Manhattan U.S. Attorney Preet Bharara said: “Today’s resolution marks the culmination of years of work to ensure that one of New York City’s leading cultural and entertainment treasures – Broadway theater – is accessible to people with disabilities. As a result of this suit and settlement, coupled with a similar lawsuit filed by the Office against the Shubert Theaters in 2003, over twenty of the leading Broadway theaters, operated by the two largest Broadway theater organizations, will be more accessible than ever before.”
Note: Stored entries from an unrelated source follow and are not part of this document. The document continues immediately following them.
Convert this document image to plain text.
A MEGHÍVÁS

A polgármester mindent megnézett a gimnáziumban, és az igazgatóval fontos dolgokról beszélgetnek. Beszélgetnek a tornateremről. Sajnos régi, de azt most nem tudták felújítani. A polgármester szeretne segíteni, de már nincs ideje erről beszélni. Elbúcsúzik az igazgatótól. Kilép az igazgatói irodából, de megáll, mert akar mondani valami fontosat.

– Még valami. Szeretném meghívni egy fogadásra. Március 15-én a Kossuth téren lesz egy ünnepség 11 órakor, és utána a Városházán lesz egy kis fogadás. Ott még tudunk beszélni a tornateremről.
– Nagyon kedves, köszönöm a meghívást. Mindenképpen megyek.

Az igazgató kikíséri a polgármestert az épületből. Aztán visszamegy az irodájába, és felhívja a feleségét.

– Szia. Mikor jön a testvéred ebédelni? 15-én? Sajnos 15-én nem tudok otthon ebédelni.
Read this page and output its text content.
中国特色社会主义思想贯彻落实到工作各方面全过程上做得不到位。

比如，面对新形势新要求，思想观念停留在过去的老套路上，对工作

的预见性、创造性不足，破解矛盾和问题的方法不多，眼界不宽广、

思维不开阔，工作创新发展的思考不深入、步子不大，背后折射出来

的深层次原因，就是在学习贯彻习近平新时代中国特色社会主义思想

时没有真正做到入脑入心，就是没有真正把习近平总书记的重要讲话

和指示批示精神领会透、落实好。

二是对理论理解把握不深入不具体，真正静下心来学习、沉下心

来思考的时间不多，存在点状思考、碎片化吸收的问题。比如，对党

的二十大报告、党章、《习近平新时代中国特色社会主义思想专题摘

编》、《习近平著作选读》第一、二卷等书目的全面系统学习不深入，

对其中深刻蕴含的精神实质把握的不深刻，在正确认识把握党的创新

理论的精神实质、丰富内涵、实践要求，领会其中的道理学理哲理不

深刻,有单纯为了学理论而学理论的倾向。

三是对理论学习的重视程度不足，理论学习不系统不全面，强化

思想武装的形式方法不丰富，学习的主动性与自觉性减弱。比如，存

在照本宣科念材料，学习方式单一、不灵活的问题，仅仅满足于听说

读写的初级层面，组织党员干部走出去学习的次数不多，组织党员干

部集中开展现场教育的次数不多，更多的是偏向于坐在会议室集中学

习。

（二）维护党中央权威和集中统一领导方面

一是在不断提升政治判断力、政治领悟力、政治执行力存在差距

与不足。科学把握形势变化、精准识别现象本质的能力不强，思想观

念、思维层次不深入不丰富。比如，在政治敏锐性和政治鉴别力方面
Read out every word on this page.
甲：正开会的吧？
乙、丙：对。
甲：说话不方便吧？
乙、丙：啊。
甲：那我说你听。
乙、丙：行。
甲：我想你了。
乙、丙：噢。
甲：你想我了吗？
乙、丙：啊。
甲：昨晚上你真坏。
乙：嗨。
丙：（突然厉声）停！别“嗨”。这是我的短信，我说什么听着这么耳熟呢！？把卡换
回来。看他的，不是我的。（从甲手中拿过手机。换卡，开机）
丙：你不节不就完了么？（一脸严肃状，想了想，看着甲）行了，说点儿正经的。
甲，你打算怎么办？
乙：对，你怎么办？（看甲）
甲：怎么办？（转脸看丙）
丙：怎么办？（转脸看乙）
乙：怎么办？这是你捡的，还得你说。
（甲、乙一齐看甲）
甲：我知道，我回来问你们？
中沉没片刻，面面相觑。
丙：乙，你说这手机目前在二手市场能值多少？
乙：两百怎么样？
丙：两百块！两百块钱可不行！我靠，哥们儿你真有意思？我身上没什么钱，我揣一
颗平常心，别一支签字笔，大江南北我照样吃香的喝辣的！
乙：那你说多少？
According to the Complaint and Consent Decree filed in Manhattan federal court:
In the course of an investigation and negotiation over several years, the U.S. Attorney’s Office identified numerous ADA violations at each of the nine theaters operated by NEDERLANDER ORGANIZATION. Two of the theaters were constructed over one hundred years ago, in the 1910s; four of the theaters were constructed during the 1920s; and the remainder were constructed in the early 1970s and the 1980s. The ADA generally requires that, under these circumstances, barriers to accessibility be removed where it is readily achievable to do so. Throughout the Government’s investigation and the negotiation of the Consent Decree, NEDERLANDER ORGANIZATION agreed to remove hundreds of barriers to accessibility.
Under the Consent Decree, NEDERLANDER ORGANIZATION agrees to continue and eventually conclude its efforts to improve accessibility at its theaters over the next three years, as the schedules of shows at the theaters permit. NEDERLANDER ORGANIZATION will do the following:
- provide a total of 70 wheelchair accessible seating locations, and direct its ticket vendors to accord priority to persons with disabilities in selling those seating locations;
- provide a total of 134 aisle transfer seating locations for persons who are able to transfer from a wheelchair into a seat, and direct its ticket vendors to accord priority to persons with disabilities in selling those seating locations; and
- eliminate over 500 individual barriers to accessibility in theater restrooms, concession counters, waiting areas, and box offices.
In addition, NEDERLANDER ORGANIZATION will pay a $45,000 civil penalty to the United States.
Since President George H.W. Bush signed the ADA into law in 1990, the U.S. Attorney’s Office for the Southern District of New York has played a significant role in bringing numerous New York City institutions into compliance with the ADA regulations. They include Avery Fisher Hall at Lincoln Center, the Metropolitan Opera, Yankee Stadium, Madison Square Garden, the Apollo Theater, the Puck Building, the Shubert Theaters, the Rainbow Room, and Radio City Music Hall.
To file a complaint alleging that any place of public accommodation within the Southern District of New York is not accessible to persons with disabilities, use the Civil Rights Complaint Form available on the United States Attorney’s Office’s website, www.usdoj.gov/usao/nys. Complaints should be sent to:
U.S. Attorney’s Office, Southern District of New York
86 Chambers Street, 3rd Floor
New York, New York, 10007
Attention: Chief, Civil Rights Unit
Assistant U.S. Attorneys David J. Kennedy and Rebecca C. Martin are in charge of the case.